I wrote this on the Racket educators' mailing list, and Eli Barzilay
suggested I post it here as well.
The article is about the difference between memoization and dynamic programming (DP). Before you read on, you should stop and ask yourself: Do I think these two are the same concept?; if you think they are different, How do I think they differ?; and for that matter, Do I even think of them as related?
Did you think? Okay, then read on.
They most certainly are related, because they are both mechanisms for optimizing a computation by replacing repeated sub-computations with the storage and reuse of the result of those sub-computations. (That is, both trade off space for time.) In that description is already implicit an assumption: that the sub-computation will return the same result every time (or else you can't replace the computation with its value on subsequent invocations). You've almost certainly heard of DP from an algorithms class. You've probably heard of memoization if you're a member of this language's community, but many undergrads simply never see it because algorithms textbooks ignore it; and when they do mention it they demonstrate fundamental misunderstandings (as Algorithms by Dasgupta, Papadimitriou, and Vazirani does).
Therefore, let's set aside precedent. I'll tell you how to think about them.
Memoization is fundamentally a top-down computation and DP is fundamentally bottom-up. In memoization, we observe that a computationaltree can actually be represented as a computational DAG (a directed acyclic graph: the single most underrated data structure in computer science); we then use a black-box to turn the tree into a DAG. But it allows the top-down description of the problem to remain unchanged.
In DP, we make the same observation, but construct the DAG from the bottom-up. That means we have to rewrite the computation to express the delta from each computational tree/DAG node to its parents. We also need a means for addressing/naming those parents (which we did not need in the top-down case, since this was implicit in the recursive call stack). This leads to inventions like DP tables, but people often fail to understand why they exist: it's primarily as a naming mechanism (and while we're at it, why not make it efficient to find a named element, ergo arrays and matrices).

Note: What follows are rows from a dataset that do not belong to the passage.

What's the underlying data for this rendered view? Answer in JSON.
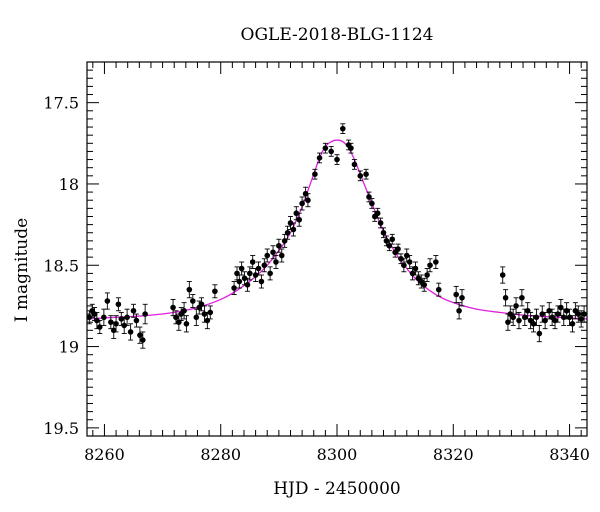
{
  "chart_data": {
    "type": "scatter",
    "title": "OGLE-2018-BLG-1124",
    "xlabel": "HJD - 2450000",
    "ylabel": "I magnitude",
    "xlim": [
      8257,
      8343
    ],
    "ylim": [
      19.55,
      17.25
    ],
    "y_inverted": true,
    "xticks": [
      8260,
      8280,
      8300,
      8320,
      8340
    ],
    "yticks": [
      17.5,
      18,
      18.5,
      19,
      19.5
    ],
    "ytick_labels": [
      "17.5",
      "18",
      "18.5",
      "19",
      "19.5"
    ],
    "grid": false,
    "colors": {
      "points": "#000000",
      "model": "#e020e0"
    },
    "series": [
      {
        "type": "points-with-errorbars",
        "x": [
          8257.4,
          8257.9,
          8258.3,
          8258.7,
          8259.2,
          8259.9,
          8260.5,
          8261.1,
          8261.6,
          8262.0,
          8262.4,
          8262.9,
          8263.4,
          8263.9,
          8264.5,
          8265.0,
          8265.5,
          8266.1,
          8266.6,
          8267.0,
          8271.8,
          8272.3,
          8272.8,
          8273.2,
          8273.7,
          8274.1,
          8274.6,
          8275.2,
          8275.8,
          8276.3,
          8276.7,
          8277.2,
          8277.7,
          8278.2,
          8279.0,
          8282.3,
          8282.8,
          8283.2,
          8283.6,
          8284.1,
          8284.6,
          8285.0,
          8285.5,
          8286.0,
          8286.5,
          8287.0,
          8287.5,
          8288.0,
          8288.5,
          8289.0,
          8289.5,
          8290.0,
          8290.5,
          8291.0,
          8291.5,
          8292.0,
          8292.5,
          8293.0,
          8293.5,
          8294.0,
          8294.6,
          8295.0,
          8296.2,
          8297.0,
          8298.0,
          8299.0,
          8300.0,
          8301.0,
          8302.0,
          8302.4,
          8303.0,
          8304.0,
          8305.0,
          8305.5,
          8306.0,
          8306.5,
          8307.0,
          8307.5,
          8308.0,
          8308.5,
          8309.0,
          8309.5,
          8310.0,
          8310.5,
          8311.0,
          8311.5,
          8312.0,
          8312.5,
          8313.0,
          8313.5,
          8314.0,
          8314.5,
          8315.0,
          8315.5,
          8316.0,
          8317.0,
          8317.5,
          8320.5,
          8321.0,
          8321.5,
          8328.5,
          8329.0,
          8329.4,
          8329.8,
          8330.3,
          8330.8,
          8331.3,
          8331.8,
          8332.3,
          8332.8,
          8333.3,
          8333.8,
          8334.3,
          8334.8,
          8335.3,
          8335.8,
          8336.5,
          8337.0,
          8337.5,
          8338.0,
          8338.5,
          8339.0,
          8339.5,
          8340.0,
          8340.5,
          8341.0,
          8341.5,
          8342.0,
          8342.5
        ],
        "y": [
          18.82,
          18.78,
          18.8,
          18.84,
          18.88,
          18.82,
          18.72,
          18.85,
          18.9,
          18.86,
          18.74,
          18.83,
          18.87,
          18.82,
          18.91,
          18.78,
          18.84,
          18.93,
          18.96,
          18.8,
          18.76,
          18.82,
          18.85,
          18.8,
          18.78,
          18.86,
          18.65,
          18.72,
          18.82,
          18.76,
          18.74,
          18.8,
          18.84,
          18.79,
          18.66,
          18.64,
          18.55,
          18.6,
          18.52,
          18.58,
          18.62,
          18.55,
          18.48,
          18.56,
          18.52,
          18.6,
          18.5,
          18.44,
          18.55,
          18.42,
          18.48,
          18.38,
          18.44,
          18.35,
          18.3,
          18.24,
          18.28,
          18.18,
          18.22,
          18.12,
          18.06,
          18.1,
          17.94,
          17.84,
          17.78,
          17.8,
          17.85,
          17.66,
          17.76,
          17.78,
          17.88,
          17.95,
          17.94,
          18.08,
          18.12,
          18.2,
          18.18,
          18.24,
          18.3,
          18.35,
          18.38,
          18.34,
          18.42,
          18.4,
          18.46,
          18.5,
          18.44,
          18.48,
          18.55,
          18.52,
          18.58,
          18.6,
          18.62,
          18.56,
          18.5,
          18.48,
          18.65,
          18.68,
          18.78,
          18.7,
          18.56,
          18.7,
          18.85,
          18.8,
          18.82,
          18.75,
          18.84,
          18.7,
          18.82,
          18.78,
          18.84,
          18.86,
          18.82,
          18.92,
          18.8,
          18.84,
          18.78,
          18.82,
          18.84,
          18.8,
          18.76,
          18.82,
          18.78,
          18.82,
          18.86,
          18.78,
          18.8,
          18.83,
          18.8
        ],
        "error": [
          0.04,
          0.04,
          0.04,
          0.05,
          0.04,
          0.05,
          0.05,
          0.04,
          0.05,
          0.05,
          0.04,
          0.04,
          0.05,
          0.05,
          0.05,
          0.04,
          0.04,
          0.05,
          0.05,
          0.06,
          0.05,
          0.04,
          0.05,
          0.04,
          0.05,
          0.05,
          0.05,
          0.04,
          0.05,
          0.04,
          0.04,
          0.05,
          0.05,
          0.04,
          0.04,
          0.04,
          0.04,
          0.04,
          0.04,
          0.04,
          0.04,
          0.04,
          0.04,
          0.04,
          0.04,
          0.04,
          0.04,
          0.04,
          0.04,
          0.04,
          0.04,
          0.04,
          0.04,
          0.04,
          0.04,
          0.04,
          0.04,
          0.04,
          0.04,
          0.04,
          0.04,
          0.04,
          0.03,
          0.03,
          0.03,
          0.03,
          0.03,
          0.03,
          0.03,
          0.03,
          0.03,
          0.03,
          0.03,
          0.03,
          0.03,
          0.03,
          0.03,
          0.03,
          0.03,
          0.03,
          0.03,
          0.03,
          0.03,
          0.03,
          0.03,
          0.04,
          0.04,
          0.04,
          0.04,
          0.04,
          0.04,
          0.04,
          0.04,
          0.04,
          0.04,
          0.04,
          0.04,
          0.05,
          0.05,
          0.05,
          0.05,
          0.05,
          0.05,
          0.05,
          0.05,
          0.05,
          0.05,
          0.05,
          0.05,
          0.05,
          0.05,
          0.05,
          0.05,
          0.05,
          0.05,
          0.05,
          0.05,
          0.05,
          0.05,
          0.05,
          0.05,
          0.05,
          0.05,
          0.05,
          0.05,
          0.05,
          0.05,
          0.05,
          0.05
        ]
      },
      {
        "type": "model-curve",
        "x": [
          8257,
          8262,
          8267,
          8272,
          8276,
          8280,
          8283,
          8286,
          8288,
          8290,
          8292,
          8294,
          8295,
          8296,
          8297,
          8298,
          8299,
          8300,
          8301,
          8302,
          8303,
          8304,
          8305,
          8306,
          8308,
          8310,
          8312,
          8314,
          8317,
          8320,
          8324,
          8328,
          8333,
          8338,
          8343
        ],
        "y": [
          18.83,
          18.82,
          18.81,
          18.79,
          18.76,
          18.71,
          18.65,
          18.57,
          18.5,
          18.41,
          18.3,
          18.14,
          18.04,
          17.94,
          17.84,
          17.77,
          17.74,
          17.73,
          17.74,
          17.78,
          17.85,
          17.94,
          18.03,
          18.12,
          18.29,
          18.42,
          18.52,
          18.6,
          18.68,
          18.73,
          18.77,
          18.79,
          18.81,
          18.82,
          18.83
        ]
      }
    ]
  }
}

In both cases, there is the potential for space wastage. In memoization, it is very difficult to get rid of this waste (you could have custom, space-saving memoizers, but then the programmer risks using the wrong one...which to me destroys the beauty of memoization in the first place). In contrast, in DP it's easier to save space because you can just look at the delta function to see how far “back” it reaches; beyond there lies garbage, and you can come up with a cleverer representation that stores just the relevant part (the “fringe”). Once you understand this, you realize that the classic textbook linear, iterative computation of the fibonacci is just an extreme example of DP, where the entire “table” has been reduced to two iteration variables. (Did your algorithms textbook tell you that?)

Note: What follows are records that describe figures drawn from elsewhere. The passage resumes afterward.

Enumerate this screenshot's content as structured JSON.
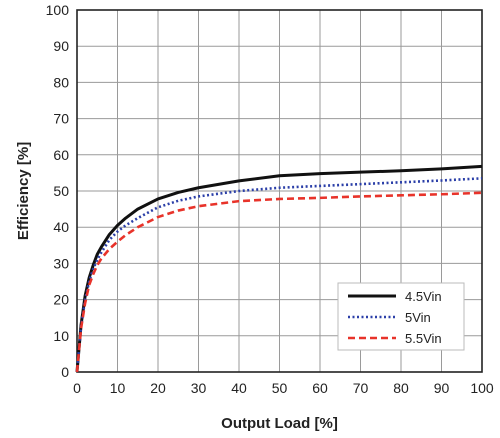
{
  "chart_data": {
    "type": "line",
    "xlabel": "Output Load [%]",
    "ylabel": "Efficiency [%]",
    "xlim": [
      0,
      100
    ],
    "ylim": [
      0,
      100
    ],
    "xticks": [
      0,
      10,
      20,
      30,
      40,
      50,
      60,
      70,
      80,
      90,
      100
    ],
    "yticks": [
      0,
      10,
      20,
      30,
      40,
      50,
      60,
      70,
      80,
      90,
      100
    ],
    "grid": true,
    "legend_position": "bottom-right",
    "series": [
      {
        "name": "4.5Vin",
        "color": "#111111",
        "style": "solid",
        "x": [
          0,
          1,
          2,
          3,
          4,
          5,
          6,
          8,
          10,
          12,
          15,
          20,
          25,
          30,
          40,
          50,
          60,
          70,
          80,
          90,
          100
        ],
        "y": [
          0,
          13,
          21,
          26,
          29.5,
          32.5,
          34.5,
          38,
          40.5,
          42.5,
          45,
          47.8,
          49.6,
          50.9,
          52.8,
          54.2,
          54.8,
          55.2,
          55.6,
          56.1,
          56.8
        ]
      },
      {
        "name": "5Vin",
        "color": "#2b3fa8",
        "style": "dotted",
        "x": [
          0,
          1,
          2,
          3,
          4,
          5,
          6,
          8,
          10,
          12,
          15,
          20,
          25,
          30,
          40,
          50,
          60,
          70,
          80,
          90,
          100
        ],
        "y": [
          0,
          12.5,
          20,
          25,
          28.5,
          31,
          33,
          36.5,
          38.8,
          40.5,
          42.5,
          45.5,
          47.3,
          48.5,
          50,
          50.9,
          51.4,
          51.9,
          52.4,
          52.9,
          53.5
        ]
      },
      {
        "name": "5.5Vin",
        "color": "#e8332a",
        "style": "dashed",
        "x": [
          0,
          1,
          2,
          3,
          4,
          5,
          6,
          8,
          10,
          12,
          15,
          20,
          25,
          30,
          40,
          50,
          60,
          70,
          80,
          90,
          100
        ],
        "y": [
          0,
          12,
          19,
          24,
          27,
          29.5,
          31.3,
          34,
          36,
          37.8,
          40,
          42.8,
          44.6,
          45.8,
          47.2,
          47.8,
          48.1,
          48.5,
          48.8,
          49.1,
          49.5
        ]
      }
    ]
  }
}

In my class, we work through some of the canonical DP algorithms as memoization problems instead, just so when students later encounter these as “DP problems” in algorithms classes, they (a) realize there is nothing canonical about this presentation, and (b) can be wise-asses about it.
There are many trade-offs between memoization and DP that should drive the choice of which one to use.
Memoization:
- leaves computational description unchanged (black-box)
- avoids unnecessary sub-computations (i.e., saves time)
- hard to save space
- must alway check whether a sub-computation has already been done before doing it (which incurs a small cost)
- has a time complexity that depends on picking a smart computation name lookup strategy
In direct contrast, DP:
- forces change in desription of the algorithm, which may introduce errors and certainly introduces some maintenance overhead
- cannot avoid unnecessary sub-computations
- can more easily save space
- has no need to check whether a computation has been done before doing it—the computation is rewritten to ensure this isn't necessary
- has a space complexity that depends on picking a smart data storage strategy
I therefore tell my students: first write the computation and observe whether it fits the DAG pattern; if it does, use memoization. Only if the space proves to be a problem and a specialized memo strategy won't help—or, even less likely, the cost of “has it already been computed” is also a problem—should you think about converting to DP. And when you do, do so in a methodical way, retaining structural similarity to the original. Every subsequent programmer who has to maintain your code will thank you.
I'll end with a short quiz that I always pose to my class.
Memoization is an optimization of a top-down, depth-first computation for an answer. DP is an optimization of a bottom-up, breadth-first computation for an answer. We should naturally ask, what about
- top-down, breadth-first
- bottom-up, depth-first
Where do they fit into the space of techniques for avoiding recomputation by trading off space for time?
- Do we already have names for them? If so, what?, or
- Have we been missing one or two important tricks?, or
- Is there a reason we don't have names for these?